Les mille et une vies de la villa Poiret 

Petit bijou d’architecture moderne, la villa Poiret est en quête d’un nouveau propriétaire pour 4 millions d’euros. Une bonne excuse pour se plonger dans l’histoire de cette bâtisse, passée de main en main depuis plus d’un siècle.

« C’est vraiment un objet étrange par ses dimensions. Il y a quelque chose d’assez spectaculaire, qui renvoie effectivement au faste de la grande architecture française, à l’idée d’un grand paquebot moderniste, liée au triomphe de la modernité et de l’ère industrielle. » Aurélien Vernant, directeur d’Architecture de Collection, agence chargée de la vente, n’a pas de mots assez forts pour décrire cet édifice qui domine la vallée de la Seine. Il faut dire que si l’on s’en tient aux chiffres, la bâtisse a tout pour impressionner : 800 mètres carrés dans la villa principale, 1 000 mètres carrés de terrasses panoramiques, et plus de 50 000 mètres carrés de terrain. Un véritable château moderniste, qui cherche son prochain propriétaire pour 4 millions d’euros. Un propriétaire qui viendra s’inscrire dans l’histoire déjà trépidante de la villa Poiret, comme le monde de l’architecture et du design en raffole.

Tout commence au début des années 1920. Paul Poiret, grand couturier de son époque, s’offre 8 hectares à Mézy-sur-Seine pour ses vieux jours. L’homme hésite entre plusieurs personnalités pour édifier son futur nid. Louis Süe, grand ensemblier du début du siècle, est d’abord pressenti. Puis c’est au tour d’Auguste Perret, magicien du béton armé, d’entrer en lice. C’est finalement Robert Mallet-Stevens, à qui l’on doit la villa Noailles et la villa Cavrois, qui sera l’heureux élu. Les travaux sont lancés. Mais, malheur, Paul Poiret fait faillite en 1926. Devant s’installer dans la maison du gardien, il se défait de la bâtisse inachevée en 1930. Achetée par l’actrice Elvire Popesco, la villa est à nouveau en construction, sous l’égide de Mallet-Stevens, puis de Paul Boyer. Les travaux prennent fin en 1938. 

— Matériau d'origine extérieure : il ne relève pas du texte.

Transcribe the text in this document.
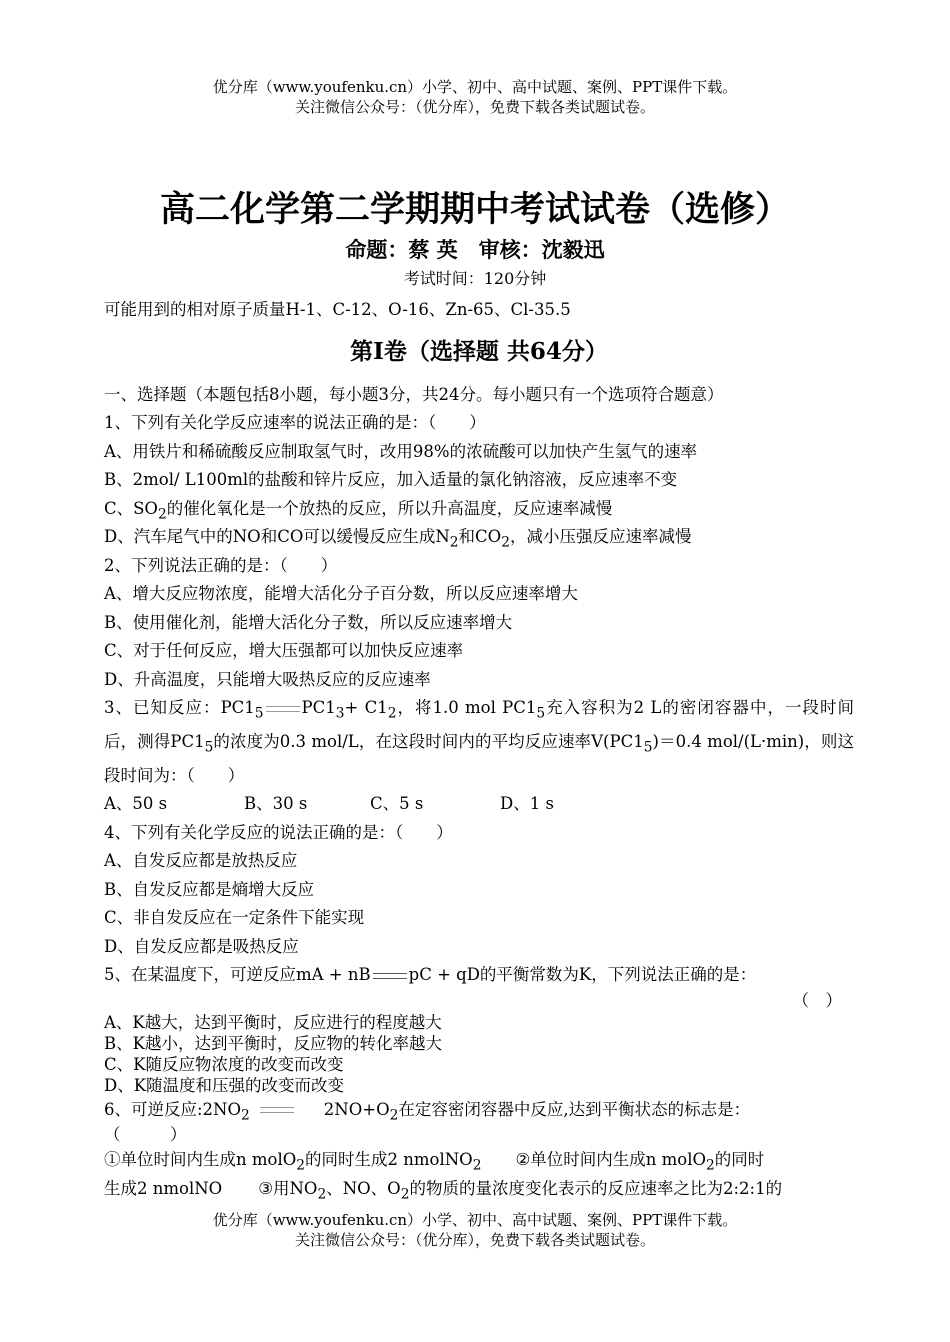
优分库（www.youfenku.cn）小学、初中、高中试题、案例、PPT课件下载。
关注微信公众号：（优分库），免费下载各类试题试卷。
高二化学第二学期期中考试试卷（选修）
命题：蔡 英　审核：沈毅迅
考试时间：120分钟
可能用到的相对原子质量H-1、C-12、O-16、Zn-65、Cl-35.5
第Ⅰ卷（选择题 共64分）
一、选择题（本题包括8小题，每小题3分，共24分。每小题只有一个选项符合题意）
1、下列有关化学反应速率的说法正确的是：（　　）
A、用铁片和稀硫酸反应制取氢气时，改用98%的浓硫酸可以加快产生氢气的速率
B、2mol/ L100ml的盐酸和锌片反应，加入适量的氯化钠溶液，反应速率不变
C、$SO_2$的催化氧化是一个放热的反应，所以升高温度，反应速率减慢
D、汽车尾气中的NO和CO可以缓慢反应生成$N_2$和$CO_2$，减小压强反应速率减慢
2、下列说法正确的是：（　　）
A、增大反应物浓度，能增大活化分子百分数，所以反应速率增大
B、使用催化剂，能增大活化分子数，所以反应速率增大
C、对于任何反应，增大压强都可以加快反应速率
D、升高温度，只能增大吸热反应的反应速率
3、已知反应：$PC1_5$ $PC1_3+ C1_2$，将1.0 mol $PC1_5$充入容积为2 L的密闭容器中，一段时间后，测得$PC1_5$的浓度为0.3 mol/L，在这段时间内的平均反应速率$V(PC1_5)=0.4$ mol/(L·min)，则这段时间为：（　　）
A、50 s	B、30 s	C、5 s	D、1 s
4、下列有关化学反应的说法正确的是：（　　）
A、自发反应都是放热反应
B、自发反应都是熵增大反应
C、非自发反应在一定条件下能实现
D、自发反应都是吸热反应
5、在某温度下，可逆反应mA + nB pC + qD的平衡常数为K，下列说法正确的是：
（　）
A、K越大，达到平衡时，反应进行的程度越大
B、K越小，达到平衡时，反应物的转化率越大
C、K随反应物浓度的改变而改变
D、K随温度和压强的改变而改变
6、可逆反应$:2NO_2$	$2NO+O_2$在定容密闭容器中反应,达到平衡状态的标志是：
（　　　）
①单位时间内生成n molO$_2$的同时生成2 nmolNO$_2$ ②单位时间内生成n molO$_2$的同时
生成2 nmolNO ③用$NO_2$、NO、$O_2$的物质的量浓度变化表示的反应速率之比为2:2:1的
优分库（www.youfenku.cn）小学、初中、高中试题、案例、PPT课件下载。
关注微信公众号：（优分库），免费下载各类试题试卷。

Il faudra attendre les années 1970 pour que les péripéties reprennent à Mézy-sur-Seine. En ce début de décennie, la villa voit une section de son parc vendue pour y construire des lotissements. Quatorze ans plus tard, elle est enfin inscrite au titre des Monuments historiques. Mais cela n’augure en rien une vie paisible pour notre villa moderniste. Et pour cause : rachetée en 1988, elle est sur le point de cohabiter avec cinq autres villas, inspirées par sa silhouette, et imaginées par Claude Parent, grand maître de l’architecture oblique. Le projet fait long feu. La villa Poiret est à nouveau vendue.

Le nouveau propriétaire, l’homme d’affaires Sidney Nata, n’est pas à court d’idées. Dès 1991, il lance, toujours avec Claude Parent, « La confrontation de Mézy ». Il propose à 17 architectes d’imaginer un lotissement modèle. La liste des invités en question est constituée par les plus grands architectes d’alors : Tadao Ando, Ricardo Bofill, Jean Nouvel, Norman Foster, Alvaro Siza, Frank Gehry ou encore Renzo Piano. Mais encore une fois, faute de moyens, l’aventure échoue. Cinq ans plus tard, Nata décède. La Villa Poiret est encore une fois mise en vente. 

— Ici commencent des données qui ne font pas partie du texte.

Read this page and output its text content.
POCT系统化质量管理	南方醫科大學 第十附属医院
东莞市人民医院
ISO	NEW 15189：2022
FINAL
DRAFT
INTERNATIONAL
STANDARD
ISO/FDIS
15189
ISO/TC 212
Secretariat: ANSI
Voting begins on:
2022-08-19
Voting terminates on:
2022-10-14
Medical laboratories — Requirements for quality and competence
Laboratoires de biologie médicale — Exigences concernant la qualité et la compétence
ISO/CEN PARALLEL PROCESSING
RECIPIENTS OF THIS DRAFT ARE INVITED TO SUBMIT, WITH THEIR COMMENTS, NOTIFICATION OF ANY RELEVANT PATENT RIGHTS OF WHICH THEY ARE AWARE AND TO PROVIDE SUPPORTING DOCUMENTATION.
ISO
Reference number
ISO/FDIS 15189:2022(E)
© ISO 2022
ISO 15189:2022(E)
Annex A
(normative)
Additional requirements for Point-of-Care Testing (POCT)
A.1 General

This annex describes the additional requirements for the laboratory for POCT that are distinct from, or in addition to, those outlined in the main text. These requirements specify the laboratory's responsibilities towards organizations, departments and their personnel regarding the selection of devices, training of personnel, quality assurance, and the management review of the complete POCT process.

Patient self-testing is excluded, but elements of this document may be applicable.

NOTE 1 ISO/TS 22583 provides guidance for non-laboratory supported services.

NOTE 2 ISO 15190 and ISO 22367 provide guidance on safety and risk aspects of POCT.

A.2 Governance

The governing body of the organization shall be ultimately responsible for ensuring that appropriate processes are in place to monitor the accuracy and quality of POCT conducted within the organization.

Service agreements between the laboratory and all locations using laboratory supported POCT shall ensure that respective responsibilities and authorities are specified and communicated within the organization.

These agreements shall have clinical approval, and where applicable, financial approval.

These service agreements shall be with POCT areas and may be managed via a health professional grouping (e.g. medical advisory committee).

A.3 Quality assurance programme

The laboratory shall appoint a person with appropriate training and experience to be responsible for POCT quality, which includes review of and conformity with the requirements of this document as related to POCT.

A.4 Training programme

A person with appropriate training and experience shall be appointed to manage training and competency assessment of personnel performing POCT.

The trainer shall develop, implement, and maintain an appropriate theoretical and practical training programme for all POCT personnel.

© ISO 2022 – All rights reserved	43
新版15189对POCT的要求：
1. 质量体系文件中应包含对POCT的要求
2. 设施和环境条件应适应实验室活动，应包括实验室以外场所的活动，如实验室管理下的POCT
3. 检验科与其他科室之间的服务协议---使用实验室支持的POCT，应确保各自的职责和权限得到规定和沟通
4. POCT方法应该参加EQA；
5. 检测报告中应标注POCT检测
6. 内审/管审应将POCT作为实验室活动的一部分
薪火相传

D’abord acquise en 1999 par un amateur d’art contemporain et industriel, elle devient la propriété d’un promoteur en 2006. Celui-ci s’offre les services de Jean-Michel Wilmotte, afin d’aménager les sous-sols, notamment avec une piscine intérieure. « Le projet n’a pas vraiment abouti, la piscine n’a jamais été mise en eau. Cela fait partie de l’histoire du lieu, comme si les choses n’allaient jamais jusqu’au bout. Il faut le voir comme un projet de longue haleine », souligne Aurélien Vernant, « et c’est cela qui excite l’imaginaire ».